The recitals on Wednesday were fascinating. Mr. Schimpf, who won first prize in the prestigious Cleveland International Piano Competition in 2011, began his program with a vibrant, articulate account of Bach’s Toccata in E minor. He followed with the American premiere of “Augenblicke — eine Sammlung,” a 2008 work by the German composer Adrian Sieber. This rhapsodic, restless eight-minute piece veers between outbursts of hurtling, thick, dissonant chords and contrasting passages of somberly reflective, more lyrical music. In a swirling, seductive account of Debussy’s “L’Isle Joyeuse,” Mr. Schimpf conveyed exactly what kind of joy the visitors to the island of the work’s title were indulging in.

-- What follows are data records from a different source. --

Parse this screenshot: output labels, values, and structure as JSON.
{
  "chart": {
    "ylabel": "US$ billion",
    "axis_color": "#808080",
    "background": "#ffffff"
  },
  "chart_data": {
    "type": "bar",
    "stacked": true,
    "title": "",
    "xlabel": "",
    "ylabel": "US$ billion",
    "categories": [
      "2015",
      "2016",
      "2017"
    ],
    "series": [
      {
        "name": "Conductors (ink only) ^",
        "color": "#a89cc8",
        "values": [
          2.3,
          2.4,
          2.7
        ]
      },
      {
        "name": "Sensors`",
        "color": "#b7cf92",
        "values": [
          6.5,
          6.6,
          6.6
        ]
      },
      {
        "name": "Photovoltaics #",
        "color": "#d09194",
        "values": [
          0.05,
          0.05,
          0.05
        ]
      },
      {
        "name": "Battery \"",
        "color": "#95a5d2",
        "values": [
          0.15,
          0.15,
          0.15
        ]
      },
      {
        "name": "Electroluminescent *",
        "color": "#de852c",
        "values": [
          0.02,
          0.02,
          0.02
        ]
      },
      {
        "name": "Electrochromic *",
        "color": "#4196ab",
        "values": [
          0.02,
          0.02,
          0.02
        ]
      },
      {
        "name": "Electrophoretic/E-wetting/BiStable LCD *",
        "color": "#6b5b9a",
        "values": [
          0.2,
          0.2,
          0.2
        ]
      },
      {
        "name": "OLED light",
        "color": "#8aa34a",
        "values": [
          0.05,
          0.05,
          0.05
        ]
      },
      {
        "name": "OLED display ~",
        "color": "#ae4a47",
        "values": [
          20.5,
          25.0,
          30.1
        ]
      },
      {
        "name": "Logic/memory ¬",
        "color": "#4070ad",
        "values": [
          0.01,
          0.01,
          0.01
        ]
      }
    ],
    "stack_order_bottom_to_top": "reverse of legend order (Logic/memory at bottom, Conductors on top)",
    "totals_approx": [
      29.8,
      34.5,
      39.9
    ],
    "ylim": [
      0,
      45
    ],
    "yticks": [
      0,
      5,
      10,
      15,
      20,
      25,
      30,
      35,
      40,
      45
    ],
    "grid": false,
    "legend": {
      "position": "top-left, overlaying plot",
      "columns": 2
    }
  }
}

Beethoven’s late Sonata No. 29 in B flat (Op. 106), “Hammerklavier,” is the longest, most audacious and difficult of his sonatas. It is always an event to hear it performed, and there was much to admire in Mr. Schimpf’s account. He brought a light touch, bright sound and bracing energy to the monumental first movement. Still, he took a quick tempo that he had trouble controlling, which led to some rushed and jumbled passages. The same problem affected the scherzo. He was at his best, though, in the searching slow movement, played with magisterial elegance and sensitivity. And he reined in the tempo of the daunting final fugue just enough to let the tangle of crazed counterpoint come through and sound, well, excitingly crazy.  


Seating only 275 concert goers, the Mannes hall gives the performer the choice of three excellent concert grands, two Steinways and a Yamaha.  Most of the performers choose the Yamaha. 
Mr. Goldstein, who is enjoying an international career, began his recital with a curiously cool, even careless, at times, performance of Beethoven’s “Tempest” Sonata, though he brought rippling allure to the work’s mesmerizing finale. He seemed a different pianist, though, in the next work, Beethoven’s “Les Adieux” Sonata. Here was a beautifully balanced approach to the score, refined yet impetuous, noble yet spirited.

After intermission, he excelled in two pieces by Liszt, the seldom-heard Paraphrase on Themes From Verdi’s “Aida” and the better-known Concert Paraphrase After Verdi’s “Rigoletto.” Liszt’s fantasies on operas are not just clever showpieces. Here is a great composer reveling in excerpts from two Verdi operas while also exploring the potential lying within the music. Mr. Goldstein played both works with brilliance and imagination, qualities he brought to Ravel’s “Une Barque sur l’Océan” from “Miroirs.”

He also played Three Études (2012) by the Israeli-born composer Avner Dorman, inventive and aptly demanding works. In the first, “Snakes and Ladders,” a rush of passagework in spiraling triplets is punctuated with stabbing, staggered chords. During the performance, the pages of Mr. Goldstein’s score on the piano’s music stand kept turning ahead on their own: The culprit seemed to be an overhead air-conditioner duct. Mr. Goldstein had to start over. When he finished, the audience broke into applause, and he took the occasion to comment on the work’s intriguing title. He said that he could detect lots of snakes in the music but no ladders. He also said that he had asked the composer whether these three pieces were études “for the piano or against the piano,” referring to their difficulty.

His comments were charming and helpful. He should speak more when he next plays in New York. This being perhaps the last Mannes summer festival, that future appearance will probably not be at this valuable event.